ローカルのAdministratorアカウントを設定する3つの方法を以下に紹介する。
- 「Microsoft管理コンソール」から「コンピューターの管理」のスナップインを起動する。「ローカルユーザーとグループ」の中から「ユーザー」を選択し、利用可能なユーザー一覧を表示する。Administratorアカウントのプロパティを開き、「全般」タブの中にある「アカウントを無効にする」のチェックボックスをオフにする。
- コマンドプロンプトで「Net User Administrator Activate: yes」コマンドを実行する。
- 「ローカルグループポリシーエディター」を使用する。「ローカルポリシー」→「セキュリティオプション」の順に進み、「アカウント:Administratorアカウントの状態」をダブルクリックして、GPOの設定ウィンドウを表示する。GPOの設定ウィンドウで、「有効」のラジオボタンを選択すると、ローカルのAdministratorアカウントが有効になる。複数のドメインに参加しているPCでローカルのAdministratorアカウントを有効にする必要がある場合は、Active DirectoryドメインコントローラーでGPOの設定を利用することも可能だ。
パスワードポリシーの要件を満たしていない場合は、上記のいずれの方法でも、ローカルのAdministratorアカウントを設定できないことがある。また、次の条件に該当する場合は、変更が反映されない可能性があることに留意されたい。
- PCがActive Directoryドメインに参加している場合は、管理者が複雑なパスワードを必要とするポリシーを構成しているかもしれない。この場合、ローカルのAdministratorアカウントはデフォルトのパスワードが未設定なので有効にすることはできない。この状況に対応するには、アカウントを有効にする前にパスワードをリセットする必要がある。
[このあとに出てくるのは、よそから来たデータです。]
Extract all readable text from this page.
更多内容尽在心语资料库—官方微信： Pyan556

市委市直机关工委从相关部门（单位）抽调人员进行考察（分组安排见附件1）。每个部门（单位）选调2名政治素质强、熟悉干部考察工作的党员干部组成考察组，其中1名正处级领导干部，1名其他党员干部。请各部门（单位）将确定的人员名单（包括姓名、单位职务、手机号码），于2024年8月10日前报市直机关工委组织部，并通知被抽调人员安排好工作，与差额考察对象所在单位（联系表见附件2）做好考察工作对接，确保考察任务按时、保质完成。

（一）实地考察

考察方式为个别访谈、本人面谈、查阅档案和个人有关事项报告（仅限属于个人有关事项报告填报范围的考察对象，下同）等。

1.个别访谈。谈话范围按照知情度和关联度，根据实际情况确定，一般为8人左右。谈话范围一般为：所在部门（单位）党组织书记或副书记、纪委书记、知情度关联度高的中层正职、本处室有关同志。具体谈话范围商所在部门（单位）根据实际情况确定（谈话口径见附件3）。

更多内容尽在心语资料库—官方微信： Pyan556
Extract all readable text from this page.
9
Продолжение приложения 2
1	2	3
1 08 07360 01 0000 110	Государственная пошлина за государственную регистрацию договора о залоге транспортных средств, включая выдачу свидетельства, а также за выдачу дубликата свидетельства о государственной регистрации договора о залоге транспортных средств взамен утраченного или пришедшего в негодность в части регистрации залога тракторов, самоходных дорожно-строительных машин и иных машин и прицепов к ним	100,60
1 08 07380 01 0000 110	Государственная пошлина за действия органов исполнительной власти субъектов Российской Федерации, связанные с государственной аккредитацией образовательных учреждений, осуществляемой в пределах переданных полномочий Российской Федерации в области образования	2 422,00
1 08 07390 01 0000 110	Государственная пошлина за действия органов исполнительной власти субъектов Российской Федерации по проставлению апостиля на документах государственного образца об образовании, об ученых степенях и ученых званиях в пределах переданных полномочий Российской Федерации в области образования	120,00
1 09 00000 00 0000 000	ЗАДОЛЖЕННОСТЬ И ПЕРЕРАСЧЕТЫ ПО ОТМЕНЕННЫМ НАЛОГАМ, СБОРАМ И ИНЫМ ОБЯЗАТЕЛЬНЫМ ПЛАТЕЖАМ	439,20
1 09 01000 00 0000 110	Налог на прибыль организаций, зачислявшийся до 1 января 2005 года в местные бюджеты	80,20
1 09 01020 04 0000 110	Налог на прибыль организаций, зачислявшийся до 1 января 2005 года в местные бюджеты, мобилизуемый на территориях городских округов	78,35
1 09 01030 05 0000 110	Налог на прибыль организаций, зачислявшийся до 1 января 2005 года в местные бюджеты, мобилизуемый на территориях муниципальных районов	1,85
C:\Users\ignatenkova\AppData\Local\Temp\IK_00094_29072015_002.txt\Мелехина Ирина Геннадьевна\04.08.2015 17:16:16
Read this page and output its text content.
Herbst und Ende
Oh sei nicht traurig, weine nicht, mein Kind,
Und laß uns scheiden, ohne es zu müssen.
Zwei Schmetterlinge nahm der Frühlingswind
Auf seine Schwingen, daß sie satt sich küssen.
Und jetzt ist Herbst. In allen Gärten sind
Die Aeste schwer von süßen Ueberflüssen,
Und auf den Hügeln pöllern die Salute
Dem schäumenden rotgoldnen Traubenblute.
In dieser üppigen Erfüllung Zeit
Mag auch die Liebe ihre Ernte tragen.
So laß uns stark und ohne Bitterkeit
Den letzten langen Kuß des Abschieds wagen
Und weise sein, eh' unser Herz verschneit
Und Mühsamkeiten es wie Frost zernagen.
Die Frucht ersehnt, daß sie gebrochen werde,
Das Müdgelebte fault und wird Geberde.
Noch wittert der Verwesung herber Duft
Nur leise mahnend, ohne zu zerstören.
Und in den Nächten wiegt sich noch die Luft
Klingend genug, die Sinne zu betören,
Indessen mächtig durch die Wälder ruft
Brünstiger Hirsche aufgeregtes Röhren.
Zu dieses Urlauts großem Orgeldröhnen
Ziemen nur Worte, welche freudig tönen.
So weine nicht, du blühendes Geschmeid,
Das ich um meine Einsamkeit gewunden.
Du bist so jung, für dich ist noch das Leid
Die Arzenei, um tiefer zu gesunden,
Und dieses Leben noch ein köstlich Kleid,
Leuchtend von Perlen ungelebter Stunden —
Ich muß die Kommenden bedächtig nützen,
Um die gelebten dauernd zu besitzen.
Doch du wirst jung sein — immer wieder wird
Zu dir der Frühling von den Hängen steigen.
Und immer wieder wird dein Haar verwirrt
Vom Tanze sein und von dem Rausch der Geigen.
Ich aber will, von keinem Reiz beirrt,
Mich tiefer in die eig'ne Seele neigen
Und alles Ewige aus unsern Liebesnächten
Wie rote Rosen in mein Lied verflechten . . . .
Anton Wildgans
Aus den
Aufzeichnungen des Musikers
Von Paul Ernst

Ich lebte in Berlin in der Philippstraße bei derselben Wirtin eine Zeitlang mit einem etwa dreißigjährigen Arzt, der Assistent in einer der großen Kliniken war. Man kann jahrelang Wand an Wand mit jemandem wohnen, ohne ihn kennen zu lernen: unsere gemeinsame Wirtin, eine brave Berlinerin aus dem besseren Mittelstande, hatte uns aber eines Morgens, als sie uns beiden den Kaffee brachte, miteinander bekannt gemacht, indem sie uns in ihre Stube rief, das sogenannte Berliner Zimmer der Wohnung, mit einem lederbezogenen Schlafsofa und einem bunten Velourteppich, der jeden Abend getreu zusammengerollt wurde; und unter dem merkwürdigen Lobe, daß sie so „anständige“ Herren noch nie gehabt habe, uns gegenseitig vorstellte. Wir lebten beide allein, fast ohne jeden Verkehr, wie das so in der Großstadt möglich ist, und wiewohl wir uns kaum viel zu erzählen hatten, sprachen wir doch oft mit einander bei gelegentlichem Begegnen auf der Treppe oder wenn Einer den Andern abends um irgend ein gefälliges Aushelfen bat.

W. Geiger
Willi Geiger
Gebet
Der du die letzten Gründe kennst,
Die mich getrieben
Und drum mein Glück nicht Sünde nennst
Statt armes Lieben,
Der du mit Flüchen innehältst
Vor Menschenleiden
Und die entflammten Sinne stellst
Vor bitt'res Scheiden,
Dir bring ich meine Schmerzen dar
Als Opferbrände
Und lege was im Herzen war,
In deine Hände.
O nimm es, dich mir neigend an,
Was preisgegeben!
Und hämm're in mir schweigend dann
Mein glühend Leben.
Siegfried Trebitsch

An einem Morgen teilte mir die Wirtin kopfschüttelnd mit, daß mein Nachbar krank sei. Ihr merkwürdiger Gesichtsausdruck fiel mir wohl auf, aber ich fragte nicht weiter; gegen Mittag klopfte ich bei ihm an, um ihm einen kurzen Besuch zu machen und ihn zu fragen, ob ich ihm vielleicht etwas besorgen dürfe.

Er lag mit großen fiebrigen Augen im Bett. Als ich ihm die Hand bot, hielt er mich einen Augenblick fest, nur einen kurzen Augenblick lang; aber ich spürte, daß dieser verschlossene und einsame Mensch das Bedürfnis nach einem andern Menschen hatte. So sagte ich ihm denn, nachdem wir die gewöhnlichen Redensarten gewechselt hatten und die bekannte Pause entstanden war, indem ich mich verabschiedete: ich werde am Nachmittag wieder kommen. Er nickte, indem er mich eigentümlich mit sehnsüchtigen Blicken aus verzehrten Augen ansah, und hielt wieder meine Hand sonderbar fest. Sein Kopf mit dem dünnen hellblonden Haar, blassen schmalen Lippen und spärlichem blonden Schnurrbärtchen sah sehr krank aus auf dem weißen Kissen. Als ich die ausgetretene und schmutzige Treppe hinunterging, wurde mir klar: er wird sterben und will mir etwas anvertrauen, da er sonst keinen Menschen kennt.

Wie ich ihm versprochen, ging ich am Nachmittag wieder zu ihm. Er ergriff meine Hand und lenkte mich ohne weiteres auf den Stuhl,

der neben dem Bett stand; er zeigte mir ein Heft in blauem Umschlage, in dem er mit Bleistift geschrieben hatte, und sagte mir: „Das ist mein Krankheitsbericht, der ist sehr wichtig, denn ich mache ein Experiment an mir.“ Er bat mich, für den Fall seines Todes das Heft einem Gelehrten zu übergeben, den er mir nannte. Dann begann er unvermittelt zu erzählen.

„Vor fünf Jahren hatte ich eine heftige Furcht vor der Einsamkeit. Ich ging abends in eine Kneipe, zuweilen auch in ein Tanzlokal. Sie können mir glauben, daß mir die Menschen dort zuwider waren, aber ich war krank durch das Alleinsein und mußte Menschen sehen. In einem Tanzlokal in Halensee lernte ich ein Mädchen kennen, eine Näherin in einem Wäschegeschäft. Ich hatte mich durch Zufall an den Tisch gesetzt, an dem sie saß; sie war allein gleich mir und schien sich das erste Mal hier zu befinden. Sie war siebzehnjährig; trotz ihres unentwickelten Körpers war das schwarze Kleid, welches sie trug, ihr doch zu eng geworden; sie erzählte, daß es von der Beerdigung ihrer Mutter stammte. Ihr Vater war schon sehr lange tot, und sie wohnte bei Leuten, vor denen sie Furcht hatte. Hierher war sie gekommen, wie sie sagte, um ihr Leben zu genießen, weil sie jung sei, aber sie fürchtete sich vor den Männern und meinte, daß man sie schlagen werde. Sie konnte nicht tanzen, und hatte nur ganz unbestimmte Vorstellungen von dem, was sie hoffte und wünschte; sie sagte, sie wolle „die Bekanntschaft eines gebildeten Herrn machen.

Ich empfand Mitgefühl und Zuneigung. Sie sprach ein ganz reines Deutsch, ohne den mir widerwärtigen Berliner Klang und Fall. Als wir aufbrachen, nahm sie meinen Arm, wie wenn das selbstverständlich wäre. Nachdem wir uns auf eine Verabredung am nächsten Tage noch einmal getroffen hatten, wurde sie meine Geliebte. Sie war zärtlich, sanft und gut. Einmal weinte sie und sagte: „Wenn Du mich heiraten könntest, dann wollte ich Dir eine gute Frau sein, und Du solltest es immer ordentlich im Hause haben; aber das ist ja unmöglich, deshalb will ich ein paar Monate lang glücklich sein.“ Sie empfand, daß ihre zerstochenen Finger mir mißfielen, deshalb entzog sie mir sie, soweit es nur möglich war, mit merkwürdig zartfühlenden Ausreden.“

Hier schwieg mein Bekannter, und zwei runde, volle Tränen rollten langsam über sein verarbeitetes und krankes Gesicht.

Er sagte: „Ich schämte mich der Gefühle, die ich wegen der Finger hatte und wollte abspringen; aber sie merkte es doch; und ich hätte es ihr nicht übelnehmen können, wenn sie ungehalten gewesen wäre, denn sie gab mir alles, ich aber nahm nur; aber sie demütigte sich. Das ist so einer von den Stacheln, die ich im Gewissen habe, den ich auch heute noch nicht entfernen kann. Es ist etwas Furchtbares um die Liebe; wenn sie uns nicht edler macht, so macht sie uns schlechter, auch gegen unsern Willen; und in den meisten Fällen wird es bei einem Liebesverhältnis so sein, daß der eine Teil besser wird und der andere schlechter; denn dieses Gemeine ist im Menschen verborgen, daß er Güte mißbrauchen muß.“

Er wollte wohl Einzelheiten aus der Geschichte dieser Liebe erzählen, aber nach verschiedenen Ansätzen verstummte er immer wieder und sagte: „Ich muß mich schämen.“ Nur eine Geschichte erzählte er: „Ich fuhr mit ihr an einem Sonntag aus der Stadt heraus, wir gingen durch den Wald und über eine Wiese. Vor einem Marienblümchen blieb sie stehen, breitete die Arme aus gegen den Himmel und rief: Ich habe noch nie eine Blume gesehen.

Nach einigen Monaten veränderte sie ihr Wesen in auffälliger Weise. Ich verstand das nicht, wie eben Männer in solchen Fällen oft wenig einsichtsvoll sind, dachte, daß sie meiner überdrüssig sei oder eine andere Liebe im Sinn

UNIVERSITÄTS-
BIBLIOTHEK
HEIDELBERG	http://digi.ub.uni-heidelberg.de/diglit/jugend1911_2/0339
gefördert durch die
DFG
- PCがActive Directoryドメインに参加していない場合は、簡単にローカルのAdministratorアカウントを有効にできる。これはOSのインストール時に、デフォルトでパスワードポリシーの要件が無効になるからだ。このGPOの設定は、Windows 8とWindows 8.1の両方に適用されることに留意されたい。
ファイル/フォルダ削除時の確認メッセージを設定する
Windows 8.1の初期設定では、ファイルやフォルダを削除するときに確認メッセージが表示されない。削除したファイルとフォルダは「ごみ箱」に移動される。この時点では、まだファイルとフォルダを元に戻すことができる。
ファイルやフォルダをごみ箱へ移動する前に、確認メッセージを表示したい場合があるだろう。その設定を変更するには、「ローカルグループポリシーエディター」「ローカルレジストリエディター」「ごみ箱のプロパティ設定の変更」という3つの方法がある。
ローカルグループポリシーエディターで設定する場合は、「ユーザーの構成」→「管理用テンプレート」→「Windowsコンポーネント」→「エクスプローラー」の順に進む。「ファイルの削除時に確認のダイアログを表示する」の設定画面を開く。「有効」のラジオボタンを選択すると、ファイルやフォルダを削除したときに、確認のメッセージが表示されるようになる。
この設定を適用すると、ローカルコンピュータの「HKEY_CURRENT_USER\Software\Microsoft\Windows\CurrentVersion\Policies\Explorer」に「ConfirmFileDelete」というレジストリエントリが作成される(図1)。
また、ごみ箱のプロパティの「全般」タブで「削除の確認メッセージを表示する」のチェックボックスをオンにすることで、設定を変更することも可能だ(図2)。
「削除の確認メッセージを表示する」のチェックボックスが灰色で表示されている場合、この設定はローカルグループポリシーエディターまたはActive Directoryドメインコントローラーで構成されたGPO設定によって制御されている。この注意事項はWindows 8とWindows 8.1の両方に適用されることに留意されたい。